Before releasing its first-generation model last year, Runway's AI claim to fame came as a co-developer of the image generation tool Stable Diffusion. Stability AI, another London-based company, then took over the development of Stable Diffusion.
The underlying “diffusion model” technology behind the leading AI generators for images and video works by mapping noise or random data onto an image, effectively destroying the original image and making sure the new image Predict what it will look like. This borrows ideas from physics that can be used to explain how gases diffuse outward, for example.
“What the diffusion model does is reverse that process,” says Philip Isola, an associate professor of computer science at the Massachusetts Institute of Technology. “They take randomness and put it back in volume. That's how you move from randomness to content. That's how you can create random videos.”
Generating video is more complex than still images because it must take into account temporal dynamics, how elements in the video change over time and between successive frames, says MIT Computer Science – Daniela Russ, another professor who heads the Artificial Intelligence Research Institute, said.
Rus said that because “multiple frames have to be processed and generated for every second of video,” the required computing resources are “significantly higher than for still image generation.”
Still, that doesn't stop some wealthy tech companies from continuing to compete with each other by showcasing longer, higher-quality AI video generation. Requiring a written description to create an image was just the beginning. Google recently demonstrated a new project called Genie that can transform photos and even sketches into “infinitely diverse” explorable video game worlds.
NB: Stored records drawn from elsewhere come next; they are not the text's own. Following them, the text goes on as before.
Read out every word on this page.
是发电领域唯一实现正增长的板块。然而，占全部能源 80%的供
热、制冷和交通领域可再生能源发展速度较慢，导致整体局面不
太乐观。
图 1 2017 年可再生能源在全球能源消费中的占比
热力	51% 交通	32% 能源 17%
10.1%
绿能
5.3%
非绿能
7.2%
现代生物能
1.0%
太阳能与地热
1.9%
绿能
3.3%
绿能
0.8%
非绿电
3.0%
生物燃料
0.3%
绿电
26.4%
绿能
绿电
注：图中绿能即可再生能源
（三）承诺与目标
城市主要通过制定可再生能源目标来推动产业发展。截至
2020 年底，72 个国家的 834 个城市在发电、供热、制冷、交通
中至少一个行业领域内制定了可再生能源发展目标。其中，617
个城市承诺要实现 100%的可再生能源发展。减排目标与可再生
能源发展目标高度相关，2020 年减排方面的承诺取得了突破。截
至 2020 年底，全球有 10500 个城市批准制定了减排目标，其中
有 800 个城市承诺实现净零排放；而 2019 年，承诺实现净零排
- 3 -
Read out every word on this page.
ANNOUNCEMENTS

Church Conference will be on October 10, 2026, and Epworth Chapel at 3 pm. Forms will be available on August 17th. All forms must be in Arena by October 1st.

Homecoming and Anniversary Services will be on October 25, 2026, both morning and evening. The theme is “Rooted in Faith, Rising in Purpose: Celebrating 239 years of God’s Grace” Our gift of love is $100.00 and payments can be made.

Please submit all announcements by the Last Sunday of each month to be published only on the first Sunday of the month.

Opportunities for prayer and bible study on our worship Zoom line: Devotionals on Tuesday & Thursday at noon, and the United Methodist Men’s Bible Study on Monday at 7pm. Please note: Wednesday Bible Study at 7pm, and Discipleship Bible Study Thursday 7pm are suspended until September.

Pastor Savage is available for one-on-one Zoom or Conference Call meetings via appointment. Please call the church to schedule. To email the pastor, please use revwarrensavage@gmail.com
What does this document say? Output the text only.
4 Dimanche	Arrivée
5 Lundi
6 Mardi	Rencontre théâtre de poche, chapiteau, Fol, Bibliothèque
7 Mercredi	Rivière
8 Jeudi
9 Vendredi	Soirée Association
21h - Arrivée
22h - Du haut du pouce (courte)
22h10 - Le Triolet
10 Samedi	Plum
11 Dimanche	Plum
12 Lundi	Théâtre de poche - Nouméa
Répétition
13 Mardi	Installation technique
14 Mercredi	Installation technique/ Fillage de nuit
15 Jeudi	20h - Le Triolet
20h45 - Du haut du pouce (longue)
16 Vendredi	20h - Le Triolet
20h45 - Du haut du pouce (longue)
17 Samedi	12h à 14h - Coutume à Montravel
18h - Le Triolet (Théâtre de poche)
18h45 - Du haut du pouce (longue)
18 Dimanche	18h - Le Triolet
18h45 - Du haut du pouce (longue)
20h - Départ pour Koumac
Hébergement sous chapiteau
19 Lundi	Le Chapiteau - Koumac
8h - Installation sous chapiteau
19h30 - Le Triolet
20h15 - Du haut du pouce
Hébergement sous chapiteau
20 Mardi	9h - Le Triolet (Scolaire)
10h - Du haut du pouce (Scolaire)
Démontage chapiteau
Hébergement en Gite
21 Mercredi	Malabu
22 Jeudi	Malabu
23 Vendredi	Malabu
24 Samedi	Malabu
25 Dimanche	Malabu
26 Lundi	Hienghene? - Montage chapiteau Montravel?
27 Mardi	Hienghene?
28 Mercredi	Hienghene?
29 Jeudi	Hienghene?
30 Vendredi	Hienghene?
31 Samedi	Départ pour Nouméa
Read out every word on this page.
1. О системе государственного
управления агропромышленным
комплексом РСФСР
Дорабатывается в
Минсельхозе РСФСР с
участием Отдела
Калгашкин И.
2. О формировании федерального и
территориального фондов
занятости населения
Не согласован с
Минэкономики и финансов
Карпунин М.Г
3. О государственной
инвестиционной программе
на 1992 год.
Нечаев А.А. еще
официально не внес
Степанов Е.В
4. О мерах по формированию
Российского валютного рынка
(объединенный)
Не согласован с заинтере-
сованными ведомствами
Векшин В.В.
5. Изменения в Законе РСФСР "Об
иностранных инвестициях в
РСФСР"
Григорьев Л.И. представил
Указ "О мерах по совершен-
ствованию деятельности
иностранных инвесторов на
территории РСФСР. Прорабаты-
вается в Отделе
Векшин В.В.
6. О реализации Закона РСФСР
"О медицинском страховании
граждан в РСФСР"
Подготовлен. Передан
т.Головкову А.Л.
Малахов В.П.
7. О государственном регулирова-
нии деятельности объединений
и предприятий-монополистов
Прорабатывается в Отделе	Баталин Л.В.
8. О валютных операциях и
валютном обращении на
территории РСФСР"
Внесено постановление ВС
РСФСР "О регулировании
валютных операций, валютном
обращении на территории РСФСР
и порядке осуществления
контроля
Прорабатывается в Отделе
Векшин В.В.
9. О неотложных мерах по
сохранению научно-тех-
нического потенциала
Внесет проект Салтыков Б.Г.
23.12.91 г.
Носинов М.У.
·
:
AI-generated videos could appear in marketing and educational content in the near future, said Aditi Singh, a Cleveland State University researcher who conducted a study on text-to-text conversion. He said it would be a cheaper alternative to producing original footage or acquiring stock video. video market.
When Madonna first talked to her team about AI, “the main intention wasn't, 'Look, this is an AI video,'” says creative director Casuha.
“She asked me, 'Can you use one of the AI tools to make the photo clearer and look more modern and high-resolution?'” Kashuha said. Ta. “She loves incorporating new technology and new types of visual elements.”
Longer AI-generated films have already been created. Runway holds an AI film festival every year to introduce such works. But it remains to be seen whether human viewers will choose to watch it.
“I still believe in humans,” said CMU's Professor Weibel. AI will solve it for you. ”
————
Associated Press journalist Joseph B. Frederick contributed to this report.